Page MenuHomePhabricator

Elasticsearch index creation fails for new wikis
Closed, ResolvedPublic

Description

See: https://console.cloud.google.com/errors/detail/COzs4uqBqeePvgE

Looks like this job failed for an unknown reason. This is happening on Elasticsearch 7 and also appears to have happened in the past on ES 6.

We notice this seems to have happened for what appears to be 2 consecutive wiki ids. We wish to keep an eye on this. If it's happening for more it may actually be broken for everyone.

Patches

Event Timeline

The root cause behind the index failures is that we have reached our cluster's shard limit:

⧼Validation Failed: 1: this action would add [2] total shards, but this cluster currently has [2000]/[2000] maximum shards open;⧽

Our temporary work around was to increase cluster.max_shards_per_node to 1200 and rerun the indexing jobs for any instances that failed.

https://www.elastic.co/guide/en/elasticsearch/reference/7.17/size-your-shards.html#_this_action_would_add_x_total_shards_but_this_cluster_currently_has_yz_maximum_shards_open

A better long-term solution might be to add an additional data node on production.

Steps:

  • Configure MediaWiki and CirrusSearch to start creating indices with a one replica limit
  • Update all existing indices to scale to at most one replica using:
PUT {CLUSTER}/mwdb_*/_settings
{
    "index": {
        "auto_expand_replicas": "0-1"
    }
}
  • Deploy an additional data node on production
Andrew-WMDE renamed this task from ElasticsearchInit failed for a new wiki to Elasticsearch index creation fails for new wikis.Nov 8 2023, 11:55 AM
  • Manually run index creation jobs for instances where it failed

The root cause behind the index failures is that we have reached our cluster's shard limit:

⧼Validation Failed: 1: this action would add [2] total shards, but this cluster currently has [2000]/[2000] maximum shards open;⧽

Our temporary work around was to increase cluster.max_shards_per_node to 1200 and rerun the indexing jobs for any instances that failed.

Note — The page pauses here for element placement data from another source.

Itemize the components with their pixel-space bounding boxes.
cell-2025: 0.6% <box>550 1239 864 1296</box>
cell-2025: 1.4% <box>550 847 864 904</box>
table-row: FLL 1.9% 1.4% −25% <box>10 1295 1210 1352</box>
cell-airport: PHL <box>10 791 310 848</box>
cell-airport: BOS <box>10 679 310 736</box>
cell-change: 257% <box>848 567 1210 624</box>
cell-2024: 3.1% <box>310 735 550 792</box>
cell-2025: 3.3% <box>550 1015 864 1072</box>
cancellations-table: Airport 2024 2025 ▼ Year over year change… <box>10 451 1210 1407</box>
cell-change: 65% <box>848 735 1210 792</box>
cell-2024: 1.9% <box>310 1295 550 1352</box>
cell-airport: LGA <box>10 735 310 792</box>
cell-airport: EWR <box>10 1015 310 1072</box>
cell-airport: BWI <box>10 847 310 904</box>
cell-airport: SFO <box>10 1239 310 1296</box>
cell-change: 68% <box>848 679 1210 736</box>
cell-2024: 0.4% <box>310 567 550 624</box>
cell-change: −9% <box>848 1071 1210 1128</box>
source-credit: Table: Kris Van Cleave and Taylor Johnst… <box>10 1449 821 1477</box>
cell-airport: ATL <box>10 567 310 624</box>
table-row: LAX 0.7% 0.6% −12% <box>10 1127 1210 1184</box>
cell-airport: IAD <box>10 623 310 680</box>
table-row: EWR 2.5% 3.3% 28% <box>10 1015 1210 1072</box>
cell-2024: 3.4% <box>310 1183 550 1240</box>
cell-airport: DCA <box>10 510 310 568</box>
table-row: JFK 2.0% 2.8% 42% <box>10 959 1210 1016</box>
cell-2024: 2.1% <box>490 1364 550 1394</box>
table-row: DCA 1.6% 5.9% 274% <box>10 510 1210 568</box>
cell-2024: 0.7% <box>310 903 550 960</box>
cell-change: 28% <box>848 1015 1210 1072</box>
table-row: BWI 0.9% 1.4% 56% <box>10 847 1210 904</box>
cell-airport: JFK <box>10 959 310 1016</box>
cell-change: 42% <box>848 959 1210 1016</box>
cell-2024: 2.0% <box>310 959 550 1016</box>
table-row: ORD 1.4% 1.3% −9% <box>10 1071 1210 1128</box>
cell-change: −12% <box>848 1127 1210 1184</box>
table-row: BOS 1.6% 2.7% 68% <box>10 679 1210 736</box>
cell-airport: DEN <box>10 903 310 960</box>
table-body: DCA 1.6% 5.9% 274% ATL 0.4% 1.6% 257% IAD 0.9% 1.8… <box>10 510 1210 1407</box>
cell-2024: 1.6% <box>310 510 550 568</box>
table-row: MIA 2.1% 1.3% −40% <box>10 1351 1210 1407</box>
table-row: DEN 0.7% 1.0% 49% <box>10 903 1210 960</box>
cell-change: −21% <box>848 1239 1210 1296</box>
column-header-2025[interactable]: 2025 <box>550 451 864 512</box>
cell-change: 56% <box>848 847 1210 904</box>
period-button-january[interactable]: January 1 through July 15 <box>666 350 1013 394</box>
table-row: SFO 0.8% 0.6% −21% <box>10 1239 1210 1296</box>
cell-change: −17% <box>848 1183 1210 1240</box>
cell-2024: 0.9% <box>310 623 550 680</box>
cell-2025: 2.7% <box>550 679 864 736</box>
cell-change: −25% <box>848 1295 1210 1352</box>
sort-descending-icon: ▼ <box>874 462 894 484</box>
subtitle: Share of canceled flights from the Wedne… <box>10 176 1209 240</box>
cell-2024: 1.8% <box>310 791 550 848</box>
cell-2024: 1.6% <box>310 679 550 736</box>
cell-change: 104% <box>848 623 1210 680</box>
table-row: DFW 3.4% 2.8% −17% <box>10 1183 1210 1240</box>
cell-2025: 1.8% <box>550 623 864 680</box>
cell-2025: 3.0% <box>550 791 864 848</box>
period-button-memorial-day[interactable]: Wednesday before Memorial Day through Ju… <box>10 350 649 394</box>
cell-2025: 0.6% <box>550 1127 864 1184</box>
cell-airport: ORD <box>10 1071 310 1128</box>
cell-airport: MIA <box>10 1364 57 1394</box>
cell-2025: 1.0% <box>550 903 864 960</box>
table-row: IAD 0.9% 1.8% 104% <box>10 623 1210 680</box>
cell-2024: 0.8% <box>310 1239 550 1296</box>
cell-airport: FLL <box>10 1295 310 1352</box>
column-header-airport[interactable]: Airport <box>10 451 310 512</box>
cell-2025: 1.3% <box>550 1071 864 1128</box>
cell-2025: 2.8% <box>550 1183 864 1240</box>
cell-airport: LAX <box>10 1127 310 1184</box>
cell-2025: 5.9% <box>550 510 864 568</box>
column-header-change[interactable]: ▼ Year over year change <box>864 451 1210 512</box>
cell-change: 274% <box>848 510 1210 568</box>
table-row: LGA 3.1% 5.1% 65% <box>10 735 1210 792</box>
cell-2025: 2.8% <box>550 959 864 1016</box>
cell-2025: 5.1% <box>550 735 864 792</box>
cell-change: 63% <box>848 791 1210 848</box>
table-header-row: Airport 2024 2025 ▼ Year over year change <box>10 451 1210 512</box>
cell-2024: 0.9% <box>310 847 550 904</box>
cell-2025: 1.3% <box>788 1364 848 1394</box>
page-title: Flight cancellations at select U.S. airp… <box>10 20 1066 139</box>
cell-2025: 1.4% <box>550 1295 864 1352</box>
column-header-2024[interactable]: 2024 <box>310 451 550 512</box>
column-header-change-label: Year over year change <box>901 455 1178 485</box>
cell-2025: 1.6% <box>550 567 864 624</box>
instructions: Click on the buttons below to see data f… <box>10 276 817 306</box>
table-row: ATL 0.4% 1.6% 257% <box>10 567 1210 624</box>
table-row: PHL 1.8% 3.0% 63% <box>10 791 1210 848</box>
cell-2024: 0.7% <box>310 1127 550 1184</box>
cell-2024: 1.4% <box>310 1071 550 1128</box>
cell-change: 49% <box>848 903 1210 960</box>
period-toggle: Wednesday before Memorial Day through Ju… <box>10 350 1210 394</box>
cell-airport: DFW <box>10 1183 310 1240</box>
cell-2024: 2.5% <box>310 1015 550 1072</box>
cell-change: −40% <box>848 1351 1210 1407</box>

https://www.elastic.co/guide/en/elasticsearch/reference/7.17/size-your-shards.html#_this_action_would_add_x_total_shards_but_this_cluster_currently_has_yz_maximum_shards_open

Reverted cluster.max_shards_per_node back to 1000

Due to critical heap usage I'll be limiting cluster.max_shards_per_node to 800. This is still well above Elastic's recommendation of 640 shards for 32GB of heap. When we run out of shards in the future we can incrementally increase it as long as the heap usage remains within reason. We need to add additional data nodes when we can no longer increase the limit or heap size.

20 shards or fewer per GB of heap memory, see https://www.elastic.co/guide/en/elasticsearch/reference/7.17/size-your-shards.html#shard-count-recommendation
Heap usage should not exceed 85%, see https://www.elastic.co/guide/en/elasticsearch/reference/current/high-jvm-memory-pressure.html

Evelien_WMDE claimed this task.